I might as well drop this video here, but you should go to the lectures page for full context https://lamport.azurewebsites.net/video/videos.html

TLA+ Video Course

He wears a lot of hats

So I solved lecture 4 which is a program to solve the Die Hard 3 Jug riddle in TLA+

I stuck big != 4 (which is written "big # 4" or "big /= 4" because math) as an invariant and it failed on a path that got us to 4 gallons!

This is really neat!

and look a pretty pdf!

I did a lesson this morning before work. This escalated quickly. The amount of math concepts I never learned is astounding.

Programming looks like math and uses a lot of the same words but they mean all sorts of different things.

I knew "discrete math" had a lot more too it when I took it in school and oh boy it does. I think what I'm learning falls under that.

I don't know actual notation so bear with me.

In programming you have a `Map<key,value>` (Lamport kept calling it a set or array but my model of that doesn't fit) and in math you have a `function(key)=value` which sort of makes sense, but you treat the function like an array, and the key space is called a domain, and the domain doesn't have to be materialized, like the key could be "0 - infinity" or any range you can conceptualize.
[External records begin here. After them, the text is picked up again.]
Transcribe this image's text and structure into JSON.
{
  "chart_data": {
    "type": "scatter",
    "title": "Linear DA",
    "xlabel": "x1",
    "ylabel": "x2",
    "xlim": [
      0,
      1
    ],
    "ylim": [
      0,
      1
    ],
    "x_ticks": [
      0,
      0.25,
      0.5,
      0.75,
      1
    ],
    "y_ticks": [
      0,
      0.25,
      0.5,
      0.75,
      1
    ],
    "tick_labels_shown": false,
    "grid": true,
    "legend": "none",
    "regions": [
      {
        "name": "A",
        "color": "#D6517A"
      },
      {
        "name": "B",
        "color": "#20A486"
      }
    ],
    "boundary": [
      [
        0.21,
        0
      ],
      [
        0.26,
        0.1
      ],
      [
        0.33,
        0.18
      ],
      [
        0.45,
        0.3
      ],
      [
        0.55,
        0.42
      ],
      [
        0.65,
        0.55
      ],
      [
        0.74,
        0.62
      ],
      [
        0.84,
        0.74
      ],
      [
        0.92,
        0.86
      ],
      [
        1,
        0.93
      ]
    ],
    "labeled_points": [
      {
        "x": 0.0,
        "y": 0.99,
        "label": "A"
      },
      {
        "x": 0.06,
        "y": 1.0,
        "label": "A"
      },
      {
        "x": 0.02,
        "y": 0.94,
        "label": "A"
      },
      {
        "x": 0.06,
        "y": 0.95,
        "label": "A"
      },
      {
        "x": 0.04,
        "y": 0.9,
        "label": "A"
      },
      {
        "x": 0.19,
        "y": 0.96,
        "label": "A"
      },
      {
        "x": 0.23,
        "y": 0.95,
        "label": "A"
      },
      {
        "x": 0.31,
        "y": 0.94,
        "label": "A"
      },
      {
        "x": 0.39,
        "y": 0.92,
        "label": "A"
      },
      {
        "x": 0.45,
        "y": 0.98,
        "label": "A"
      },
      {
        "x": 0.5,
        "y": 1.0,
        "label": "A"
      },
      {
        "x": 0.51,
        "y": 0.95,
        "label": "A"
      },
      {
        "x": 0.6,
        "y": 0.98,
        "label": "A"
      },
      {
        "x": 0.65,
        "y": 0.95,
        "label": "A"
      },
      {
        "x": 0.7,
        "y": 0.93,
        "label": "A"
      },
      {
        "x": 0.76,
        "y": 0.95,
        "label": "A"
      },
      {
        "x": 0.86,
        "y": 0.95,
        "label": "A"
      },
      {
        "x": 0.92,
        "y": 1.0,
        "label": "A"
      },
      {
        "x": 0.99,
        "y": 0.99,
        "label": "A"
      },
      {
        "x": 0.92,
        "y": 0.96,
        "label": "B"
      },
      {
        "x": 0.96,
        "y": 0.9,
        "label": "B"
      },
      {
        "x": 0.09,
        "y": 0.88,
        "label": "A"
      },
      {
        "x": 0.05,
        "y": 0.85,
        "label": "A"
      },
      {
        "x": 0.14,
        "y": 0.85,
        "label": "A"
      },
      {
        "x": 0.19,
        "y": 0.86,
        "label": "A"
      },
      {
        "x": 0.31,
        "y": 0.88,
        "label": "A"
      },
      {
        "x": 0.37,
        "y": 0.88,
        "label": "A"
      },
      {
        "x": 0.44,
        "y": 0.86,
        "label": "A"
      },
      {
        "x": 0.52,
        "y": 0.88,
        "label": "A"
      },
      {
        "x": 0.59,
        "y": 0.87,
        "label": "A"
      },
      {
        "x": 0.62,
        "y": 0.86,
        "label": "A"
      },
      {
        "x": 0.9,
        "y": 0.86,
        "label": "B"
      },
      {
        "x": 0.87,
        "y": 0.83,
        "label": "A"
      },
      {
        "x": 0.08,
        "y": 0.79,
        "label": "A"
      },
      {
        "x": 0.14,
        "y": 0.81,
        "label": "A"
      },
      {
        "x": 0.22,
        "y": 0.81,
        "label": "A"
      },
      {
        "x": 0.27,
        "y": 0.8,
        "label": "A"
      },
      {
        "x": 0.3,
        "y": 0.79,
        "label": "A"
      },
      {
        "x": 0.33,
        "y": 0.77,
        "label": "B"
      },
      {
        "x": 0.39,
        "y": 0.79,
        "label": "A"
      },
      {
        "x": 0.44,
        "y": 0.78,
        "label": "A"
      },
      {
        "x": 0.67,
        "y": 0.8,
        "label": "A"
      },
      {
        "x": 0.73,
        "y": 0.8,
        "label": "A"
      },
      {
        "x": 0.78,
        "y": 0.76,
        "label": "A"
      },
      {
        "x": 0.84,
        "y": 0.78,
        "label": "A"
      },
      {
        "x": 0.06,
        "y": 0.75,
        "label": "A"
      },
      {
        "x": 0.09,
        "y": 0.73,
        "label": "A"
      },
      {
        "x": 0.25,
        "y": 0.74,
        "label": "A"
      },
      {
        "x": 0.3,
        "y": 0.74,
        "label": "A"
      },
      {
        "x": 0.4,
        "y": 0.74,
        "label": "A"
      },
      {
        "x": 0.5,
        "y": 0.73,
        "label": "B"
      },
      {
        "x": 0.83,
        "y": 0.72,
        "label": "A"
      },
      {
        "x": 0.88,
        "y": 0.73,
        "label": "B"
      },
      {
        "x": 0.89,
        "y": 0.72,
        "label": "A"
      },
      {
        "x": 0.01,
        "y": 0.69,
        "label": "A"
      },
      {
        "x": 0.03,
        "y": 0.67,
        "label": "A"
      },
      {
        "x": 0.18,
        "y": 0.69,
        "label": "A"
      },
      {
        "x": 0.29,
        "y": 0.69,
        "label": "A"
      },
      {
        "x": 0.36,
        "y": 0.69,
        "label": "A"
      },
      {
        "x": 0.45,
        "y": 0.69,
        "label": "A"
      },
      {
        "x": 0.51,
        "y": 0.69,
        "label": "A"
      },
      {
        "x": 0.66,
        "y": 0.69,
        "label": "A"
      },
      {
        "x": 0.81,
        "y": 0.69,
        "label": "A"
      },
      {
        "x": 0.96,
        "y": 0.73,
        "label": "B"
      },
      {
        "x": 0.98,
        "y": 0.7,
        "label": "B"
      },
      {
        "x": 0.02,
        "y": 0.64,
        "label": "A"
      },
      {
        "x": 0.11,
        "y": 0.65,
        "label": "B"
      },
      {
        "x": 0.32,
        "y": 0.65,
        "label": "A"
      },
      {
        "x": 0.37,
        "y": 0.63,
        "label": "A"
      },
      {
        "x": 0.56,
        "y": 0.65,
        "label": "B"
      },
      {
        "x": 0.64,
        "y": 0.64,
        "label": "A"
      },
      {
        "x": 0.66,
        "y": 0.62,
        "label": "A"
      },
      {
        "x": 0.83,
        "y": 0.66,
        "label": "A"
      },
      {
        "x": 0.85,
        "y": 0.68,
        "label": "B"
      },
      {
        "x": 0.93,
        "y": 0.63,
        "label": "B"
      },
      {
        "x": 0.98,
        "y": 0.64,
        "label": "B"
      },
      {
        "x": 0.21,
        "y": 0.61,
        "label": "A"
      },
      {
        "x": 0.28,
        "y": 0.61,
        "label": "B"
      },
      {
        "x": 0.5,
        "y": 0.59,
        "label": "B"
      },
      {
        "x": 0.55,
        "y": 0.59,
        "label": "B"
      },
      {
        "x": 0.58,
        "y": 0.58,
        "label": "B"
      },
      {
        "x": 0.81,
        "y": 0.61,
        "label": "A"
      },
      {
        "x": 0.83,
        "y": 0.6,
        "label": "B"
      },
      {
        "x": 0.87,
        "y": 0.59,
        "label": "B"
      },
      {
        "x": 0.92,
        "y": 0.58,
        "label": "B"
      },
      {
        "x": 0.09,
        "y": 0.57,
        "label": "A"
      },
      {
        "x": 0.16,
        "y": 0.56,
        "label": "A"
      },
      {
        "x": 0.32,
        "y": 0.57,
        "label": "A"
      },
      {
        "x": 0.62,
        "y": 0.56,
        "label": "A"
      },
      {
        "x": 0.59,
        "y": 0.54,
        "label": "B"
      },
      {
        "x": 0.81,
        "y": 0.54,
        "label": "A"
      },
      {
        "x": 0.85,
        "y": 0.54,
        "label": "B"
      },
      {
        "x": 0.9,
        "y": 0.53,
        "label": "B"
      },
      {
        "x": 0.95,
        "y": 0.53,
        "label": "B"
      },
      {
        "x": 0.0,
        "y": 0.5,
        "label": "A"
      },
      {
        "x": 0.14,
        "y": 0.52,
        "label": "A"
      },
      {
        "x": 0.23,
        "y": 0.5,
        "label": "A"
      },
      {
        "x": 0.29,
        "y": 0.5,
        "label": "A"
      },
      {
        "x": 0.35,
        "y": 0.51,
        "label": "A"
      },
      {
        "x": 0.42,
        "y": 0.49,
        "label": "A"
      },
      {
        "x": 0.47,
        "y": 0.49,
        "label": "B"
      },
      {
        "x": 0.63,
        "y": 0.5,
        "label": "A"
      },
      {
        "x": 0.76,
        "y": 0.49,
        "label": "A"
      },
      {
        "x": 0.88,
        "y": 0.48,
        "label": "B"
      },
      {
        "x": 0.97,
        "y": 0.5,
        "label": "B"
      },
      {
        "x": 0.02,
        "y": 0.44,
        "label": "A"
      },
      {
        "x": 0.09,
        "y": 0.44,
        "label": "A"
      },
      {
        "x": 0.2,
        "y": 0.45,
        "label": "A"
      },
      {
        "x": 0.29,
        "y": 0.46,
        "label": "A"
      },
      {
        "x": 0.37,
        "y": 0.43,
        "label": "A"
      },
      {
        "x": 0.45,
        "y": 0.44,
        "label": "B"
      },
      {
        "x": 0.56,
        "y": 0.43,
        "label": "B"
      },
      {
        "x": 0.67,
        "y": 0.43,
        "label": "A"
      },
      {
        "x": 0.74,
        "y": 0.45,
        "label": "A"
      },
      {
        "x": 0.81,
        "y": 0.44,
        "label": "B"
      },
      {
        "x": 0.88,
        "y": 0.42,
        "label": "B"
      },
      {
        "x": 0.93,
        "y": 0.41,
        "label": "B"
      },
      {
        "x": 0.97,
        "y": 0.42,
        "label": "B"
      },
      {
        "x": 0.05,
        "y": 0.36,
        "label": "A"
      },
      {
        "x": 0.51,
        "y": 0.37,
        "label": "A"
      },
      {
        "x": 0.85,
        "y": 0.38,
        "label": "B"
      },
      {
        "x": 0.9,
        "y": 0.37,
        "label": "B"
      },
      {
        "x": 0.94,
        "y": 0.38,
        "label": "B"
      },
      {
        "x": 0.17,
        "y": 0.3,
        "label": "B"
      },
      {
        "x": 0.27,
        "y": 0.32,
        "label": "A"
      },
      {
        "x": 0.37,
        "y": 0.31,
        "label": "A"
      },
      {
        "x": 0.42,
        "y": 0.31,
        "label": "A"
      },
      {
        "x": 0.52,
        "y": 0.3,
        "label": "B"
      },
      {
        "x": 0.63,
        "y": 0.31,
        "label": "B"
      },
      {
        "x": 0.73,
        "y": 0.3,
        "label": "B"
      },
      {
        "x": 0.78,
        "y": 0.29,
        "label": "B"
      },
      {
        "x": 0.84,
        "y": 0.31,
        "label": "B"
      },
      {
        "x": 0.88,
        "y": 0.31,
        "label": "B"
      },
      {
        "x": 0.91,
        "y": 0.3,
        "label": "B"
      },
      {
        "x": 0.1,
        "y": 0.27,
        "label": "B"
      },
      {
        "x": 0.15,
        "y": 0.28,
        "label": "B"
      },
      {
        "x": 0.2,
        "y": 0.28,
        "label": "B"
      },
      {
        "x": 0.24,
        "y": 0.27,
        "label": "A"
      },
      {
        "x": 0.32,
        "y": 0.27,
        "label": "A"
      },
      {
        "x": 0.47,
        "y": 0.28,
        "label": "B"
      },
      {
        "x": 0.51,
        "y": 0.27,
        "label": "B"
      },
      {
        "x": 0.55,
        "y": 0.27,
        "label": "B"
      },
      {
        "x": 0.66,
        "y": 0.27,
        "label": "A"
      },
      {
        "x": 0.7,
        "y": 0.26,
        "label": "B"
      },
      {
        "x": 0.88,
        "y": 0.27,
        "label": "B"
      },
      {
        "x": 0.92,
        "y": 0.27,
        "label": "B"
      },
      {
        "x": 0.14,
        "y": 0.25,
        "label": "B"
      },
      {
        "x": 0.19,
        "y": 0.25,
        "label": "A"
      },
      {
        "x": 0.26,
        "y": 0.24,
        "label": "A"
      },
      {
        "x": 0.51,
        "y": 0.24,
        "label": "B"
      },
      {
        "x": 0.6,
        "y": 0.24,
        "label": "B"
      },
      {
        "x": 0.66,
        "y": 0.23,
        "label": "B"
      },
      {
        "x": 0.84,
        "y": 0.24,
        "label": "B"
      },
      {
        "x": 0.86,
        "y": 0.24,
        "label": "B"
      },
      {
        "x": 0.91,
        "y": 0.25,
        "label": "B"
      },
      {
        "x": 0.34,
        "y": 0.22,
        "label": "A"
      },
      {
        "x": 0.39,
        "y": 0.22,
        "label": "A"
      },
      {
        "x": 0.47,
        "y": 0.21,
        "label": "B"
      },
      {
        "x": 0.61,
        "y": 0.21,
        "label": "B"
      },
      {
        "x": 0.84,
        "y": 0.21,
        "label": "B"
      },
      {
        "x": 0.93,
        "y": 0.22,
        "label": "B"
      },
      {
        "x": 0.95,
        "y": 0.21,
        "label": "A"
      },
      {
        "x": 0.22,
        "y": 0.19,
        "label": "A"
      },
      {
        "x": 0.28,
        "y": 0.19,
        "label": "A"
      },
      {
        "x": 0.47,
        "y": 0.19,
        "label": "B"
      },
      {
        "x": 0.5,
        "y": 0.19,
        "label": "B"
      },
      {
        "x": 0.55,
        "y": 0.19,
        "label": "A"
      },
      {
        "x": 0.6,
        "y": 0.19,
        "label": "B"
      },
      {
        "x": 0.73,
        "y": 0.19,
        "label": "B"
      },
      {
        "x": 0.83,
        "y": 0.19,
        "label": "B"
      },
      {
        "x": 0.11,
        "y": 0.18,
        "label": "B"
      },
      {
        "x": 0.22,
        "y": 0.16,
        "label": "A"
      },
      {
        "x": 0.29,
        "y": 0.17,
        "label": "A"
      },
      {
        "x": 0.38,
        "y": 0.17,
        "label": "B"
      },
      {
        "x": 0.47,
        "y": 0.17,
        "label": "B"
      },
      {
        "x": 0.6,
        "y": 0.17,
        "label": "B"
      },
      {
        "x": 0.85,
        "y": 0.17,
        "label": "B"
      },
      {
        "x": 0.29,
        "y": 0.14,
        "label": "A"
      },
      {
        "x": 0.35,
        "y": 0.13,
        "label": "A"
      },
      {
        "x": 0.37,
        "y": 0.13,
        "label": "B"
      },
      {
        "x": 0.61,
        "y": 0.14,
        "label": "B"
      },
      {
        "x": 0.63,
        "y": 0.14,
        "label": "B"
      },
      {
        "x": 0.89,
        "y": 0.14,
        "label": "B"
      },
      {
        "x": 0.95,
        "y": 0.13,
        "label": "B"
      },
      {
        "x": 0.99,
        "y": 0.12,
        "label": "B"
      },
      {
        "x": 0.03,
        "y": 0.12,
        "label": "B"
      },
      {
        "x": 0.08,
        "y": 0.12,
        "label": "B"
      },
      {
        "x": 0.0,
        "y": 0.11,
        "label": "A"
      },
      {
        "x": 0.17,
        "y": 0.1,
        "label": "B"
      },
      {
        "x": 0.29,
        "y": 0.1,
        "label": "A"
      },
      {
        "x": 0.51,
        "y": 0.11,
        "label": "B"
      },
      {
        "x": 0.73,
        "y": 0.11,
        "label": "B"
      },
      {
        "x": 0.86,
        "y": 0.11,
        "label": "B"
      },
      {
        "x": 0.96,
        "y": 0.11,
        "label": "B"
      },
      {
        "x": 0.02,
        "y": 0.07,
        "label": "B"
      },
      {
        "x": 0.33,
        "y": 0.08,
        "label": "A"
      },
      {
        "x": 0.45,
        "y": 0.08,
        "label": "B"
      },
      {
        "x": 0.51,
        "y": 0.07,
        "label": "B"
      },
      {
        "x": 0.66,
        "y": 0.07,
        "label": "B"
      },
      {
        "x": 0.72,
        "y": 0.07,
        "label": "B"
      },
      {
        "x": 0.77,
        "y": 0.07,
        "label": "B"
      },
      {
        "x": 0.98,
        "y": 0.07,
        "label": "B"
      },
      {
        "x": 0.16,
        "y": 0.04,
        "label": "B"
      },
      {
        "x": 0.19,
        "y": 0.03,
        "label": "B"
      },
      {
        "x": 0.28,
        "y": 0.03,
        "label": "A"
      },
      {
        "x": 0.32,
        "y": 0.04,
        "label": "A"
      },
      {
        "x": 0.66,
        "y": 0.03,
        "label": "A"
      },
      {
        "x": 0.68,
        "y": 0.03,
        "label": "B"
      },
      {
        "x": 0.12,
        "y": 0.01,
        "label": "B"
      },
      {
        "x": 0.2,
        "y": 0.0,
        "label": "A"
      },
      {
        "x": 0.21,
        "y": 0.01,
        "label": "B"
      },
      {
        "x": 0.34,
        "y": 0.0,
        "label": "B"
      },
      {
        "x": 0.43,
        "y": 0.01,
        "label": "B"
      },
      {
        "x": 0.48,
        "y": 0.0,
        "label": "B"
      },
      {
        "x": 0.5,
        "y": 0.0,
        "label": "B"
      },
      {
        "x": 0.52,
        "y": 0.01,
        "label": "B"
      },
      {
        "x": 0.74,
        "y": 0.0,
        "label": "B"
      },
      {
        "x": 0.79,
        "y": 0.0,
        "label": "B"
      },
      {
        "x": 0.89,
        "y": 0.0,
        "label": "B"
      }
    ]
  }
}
@reconbot sounds like a job for cloudformation and/or step functions (provisioning part) but maybe I misunderstood

@brianleroux I could use the step functions for the polling but I might do it in lambda since it's gonna be rare I actually hit this issue and can mark the specific connection id as "recently opened" and have my command processing retry 404s for a few seconds.

Anyway that's why I want to explore modeling and proofs =p

I'm using a CDK stack and an npm library - really early not for use yet
https://github.com/reconbot/slip-sockets

GitHub - reconbot/SLIP-Sockets: A serverless GRIP/Pushpin like WebSocket server for AWS API Gateway

A serverless GRIP/Pushpin like WebSocket server for AWS API Gateway - GitHub - reconbot/SLIP-Sockets: A serverless GRIP/Pushpin like WebSocket server for AWS API Gateway

GitHub
@reconbot you mean the websocket connection? better to always accept and then close with an error code when the callback returns.
@jed But it could send messages before the close hits, I'd need to track state about it and ignore or queue messages sent too soon?
@reconbot by it do you mean the client on the other side of the websocket? yeah, api gateway sucks for this. if you control the client ideally you’d wait until a “ready” event is sent or something, or close with error if messages are sent.
@jed it sure does =)
@reconbot cloudflare durable objects are a breath of fresh air here, fwiw. it's Just JavaScript™️.